Wie wird die Abschaltung technisch umgesetzt?

Über einen Zentralrechner steuern wir die Beleuchtung.

Erzielt man die Einsparungen nicht auch durch den flächendeckenden Einsatz von LED?

LED-Umrüstung plus Nachtabschaltung spart langfristig den meisten Strom. Eine komplette Umrüstung der Straßenbeleuchtung auf LED würde der Stadt Moers allerdings etwa drei Millionen Euro kosten. Deshalb wird die Beleuchtung sukzessive umgerüstet. 

Kann ich als Moerser Bürger die Beleuchtungskosten einzelner Straßenlaternen sponsern?

Der Ansatz eines Sponsorings der Moerser Straßenbeleuchtung durch Anwohner scheint zunächst interessant. So vielversprechend er aber auch klingt, er ist aus Kostengründen und aufgrund gesetzlicher Vorgaben auch in Moers nicht umsetzbar.

Ein Zuschaltung einzelner Straßenlaternen wäre technisch sicher möglich, aufgrund der Gegebenheiten in den Moerser Straßen in den meisten Fällen aber nur mit sehr großem personellen und materiellen Aufwand und teils umfassenden Erdarbeiten umsetzbar. Zudem würde ein solches Angebot mit einem enormen Verwaltungsaufwand einhergehen. Und das würde den zu erzielenden Einspareffekt konterkarieren.

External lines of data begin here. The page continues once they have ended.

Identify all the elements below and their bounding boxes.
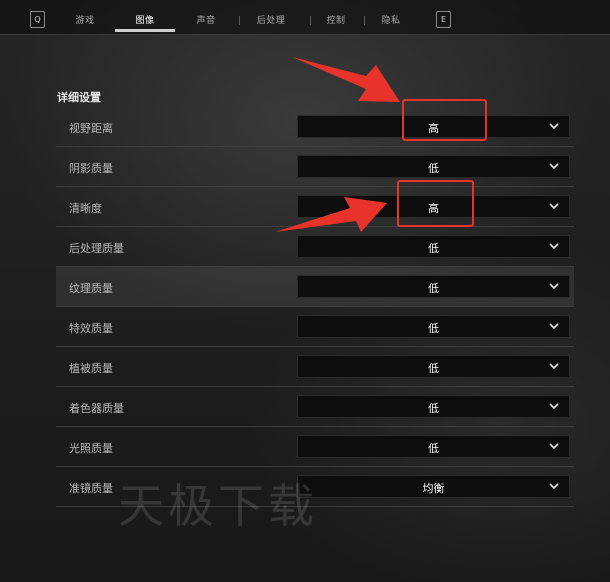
annotation-arrow-icon: [292, 57, 400, 102]
annotation-arrow-icon: [275, 197, 387, 232]
watermark: 天极下载: [118, 479, 318, 533]
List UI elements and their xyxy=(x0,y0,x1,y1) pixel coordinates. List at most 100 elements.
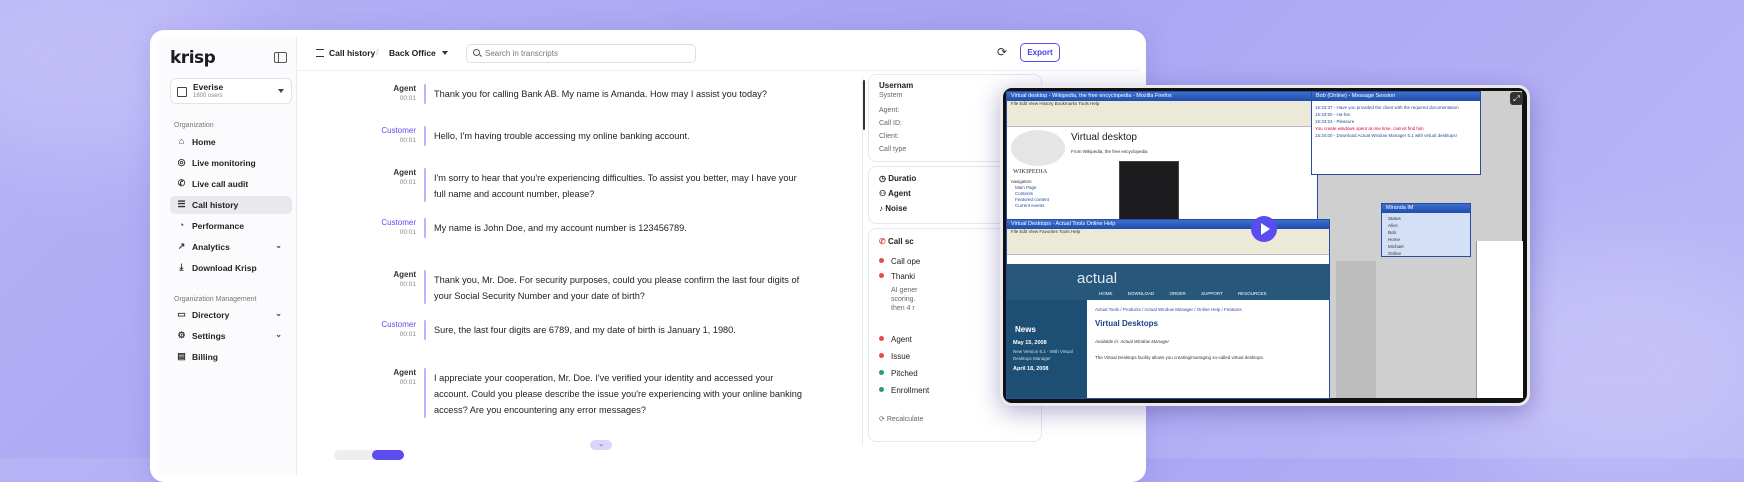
sidebar-item-label: Live monitoring xyxy=(192,158,256,168)
wikipedia-globe xyxy=(1011,130,1065,166)
message-bar xyxy=(424,368,426,418)
score-item-label: Thanki xyxy=(891,272,916,281)
scrollbar[interactable] xyxy=(863,80,865,130)
clock-icon: ◷ xyxy=(879,174,889,183)
score-item[interactable]: Agent xyxy=(879,335,912,344)
workspace-selector[interactable]: Everise 1800 users xyxy=(170,78,292,104)
news-title: News xyxy=(1015,325,1036,334)
card-icon: ▤ xyxy=(177,351,186,361)
message-bar xyxy=(424,270,426,304)
list-icon: ☰ xyxy=(177,199,186,209)
wikipedia-logo: WIKIPEDIA xyxy=(1013,168,1048,175)
score-item-label: Agent xyxy=(891,335,912,344)
play-toggle[interactable] xyxy=(372,450,404,460)
sidebar-item-performance[interactable]: ◔ Performance xyxy=(170,217,292,235)
sidebar-item-home[interactable]: ⌂ Home xyxy=(170,133,292,151)
recalculate-button[interactable]: ⟳ Recalculate xyxy=(879,415,923,423)
refresh-icon[interactable]: ⟳ xyxy=(997,45,1007,59)
field-agent: Agent: xyxy=(879,107,900,114)
chevron-down-icon: ⌄ xyxy=(275,241,282,250)
sidebar-item-live-call-audit[interactable]: ✆ Live call audit xyxy=(170,175,292,193)
window-title: Virtual desktop - Wikipedia, the free en… xyxy=(1007,92,1317,101)
folder-icon: ▭ xyxy=(177,309,186,319)
contact: Online xyxy=(1388,251,1402,256)
chevron-down-icon[interactable]: ⌄ xyxy=(590,440,612,450)
section-label: Organization xyxy=(174,122,214,129)
window-title: Bob (Online) - Message Session xyxy=(1312,92,1480,101)
username: Usernam xyxy=(879,81,914,90)
sidebar-item-label: Settings xyxy=(192,331,226,341)
sidebar-item-label: Call history xyxy=(192,200,239,210)
contact: Status xyxy=(1388,216,1401,221)
sidebar-item-live-monitoring[interactable]: ◎ Live monitoring xyxy=(170,154,292,172)
breadcrumb-label: Back Office xyxy=(389,48,436,58)
wiki-nav[interactable]: Current events xyxy=(1015,202,1045,209)
actual-heading: Virtual Desktops xyxy=(1095,319,1158,328)
play-icon[interactable] xyxy=(1251,216,1277,242)
message-time: 00:01 xyxy=(399,179,416,186)
score-item-label: Pitched xyxy=(891,369,918,378)
sidebar-item-analytics[interactable]: ↗ Analytics ⌄ xyxy=(170,238,292,256)
chat-line: 15:33:50 - Ha-ha! xyxy=(1315,112,1351,117)
message-text: Thank you for calling Bank AB. My name i… xyxy=(434,89,767,99)
message-time: 00:01 xyxy=(399,379,416,386)
system-label: System xyxy=(879,92,903,99)
krisp-logo: krisp xyxy=(170,48,216,68)
speaker-label: Customer xyxy=(381,126,416,135)
score-item-label: Issue xyxy=(891,352,911,361)
agent-text: Agent xyxy=(888,189,911,198)
contact: Bob xyxy=(1388,230,1397,235)
section-label: Organization Management xyxy=(174,296,257,303)
field-call-type: Call type xyxy=(879,146,907,153)
speaker-label: Customer xyxy=(381,218,416,227)
chart-icon: ↗ xyxy=(177,241,186,251)
search-icon xyxy=(473,49,480,56)
message-bar xyxy=(424,84,426,104)
chevron-down-icon: ⌄ xyxy=(275,330,282,339)
breadcrumb-call-history[interactable]: Call history xyxy=(316,48,375,58)
sidebar-item-billing[interactable]: ▤ Billing xyxy=(170,348,292,366)
search-placeholder: Search in transcripts xyxy=(485,49,558,58)
speaker-label: Agent xyxy=(393,270,416,279)
sidebar-item-settings[interactable]: ⚙ Settings ⌄ xyxy=(170,327,292,345)
home-icon: ⌂ xyxy=(178,136,185,146)
monitor-icon: ◎ xyxy=(177,157,186,167)
actual-tools-window: Virtual Desktops - Actual Tools Online H… xyxy=(1006,219,1330,399)
score-item[interactable]: Thanki xyxy=(879,272,915,281)
speaker-label: Agent xyxy=(393,168,416,177)
window-title: Virtual Desktops - Actual Tools Online H… xyxy=(1007,220,1329,229)
breadcrumb-back-office[interactable]: Back Office xyxy=(389,48,448,58)
wiki-heading: Virtual desktop xyxy=(1071,132,1137,143)
duration-text: Duratio xyxy=(888,174,917,183)
field-call-id: Call ID: xyxy=(879,120,902,127)
score-item[interactable]: Call ope xyxy=(879,257,920,266)
app-window: krisp Everise 1800 users Organization ⌂ H… xyxy=(150,30,1146,482)
sidebar-item-download-krisp[interactable]: ⤓ Download Krisp xyxy=(170,259,292,277)
actual-breadcrumb[interactable]: Actual Tools / Products / Actual Window … xyxy=(1095,306,1242,313)
workspace-name: Everise xyxy=(193,82,224,92)
workspace-users: 1800 users xyxy=(193,93,223,99)
collapse-sidebar-icon[interactable] xyxy=(274,52,287,63)
search-input[interactable]: Search in transcripts xyxy=(466,44,696,63)
score-item[interactable]: Pitched xyxy=(879,369,918,378)
message-bar xyxy=(424,320,426,340)
gear-icon: ⚙ xyxy=(177,330,186,340)
recalculate-label: Recalculate xyxy=(886,416,924,423)
sidebar-item-directory[interactable]: ▭ Directory ⌄ xyxy=(170,306,292,324)
actual-available: Available in: Actual Window Manager xyxy=(1095,339,1169,344)
sidebar-item-label: Analytics xyxy=(192,242,230,252)
fullscreen-icon[interactable]: ⤢ xyxy=(1510,92,1523,105)
call-score-title: ✆ Call sc xyxy=(879,237,914,246)
panel-divider xyxy=(862,76,863,446)
refresh-icon: ⟳ xyxy=(879,416,887,423)
export-button[interactable]: Export xyxy=(1020,43,1060,62)
contact: Home xyxy=(1388,237,1401,242)
message-text: I'm sorry to hear that you're experienci… xyxy=(434,173,797,199)
message-text: Sure, the last four digits are 6789, and… xyxy=(434,325,736,335)
building-icon xyxy=(177,87,187,97)
virtual-desktop-preview: Virtual desktop - Wikipedia, the free en… xyxy=(1000,85,1530,406)
sidebar-item-label: Download Krisp xyxy=(192,263,257,273)
score-item[interactable]: Issue xyxy=(879,352,910,361)
sidebar-item-call-history[interactable]: ☰ Call history xyxy=(170,196,292,214)
grid-panel xyxy=(1336,261,1376,398)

Ein K.o.-Kriterium ist für diesen Ansatz aber vor allem die Gesetzeslage, die lichttechnische Anforderungen in der DIN EN 13201 regelt. Diese gilt in 28 europäischen Staaten. Hiernach sind durch das Ab- und Zuschalten einzelner Laternen entstehende sogenannte Tarnzonen aus Gründen der Verkehrssicherungspflicht zu vermeiden.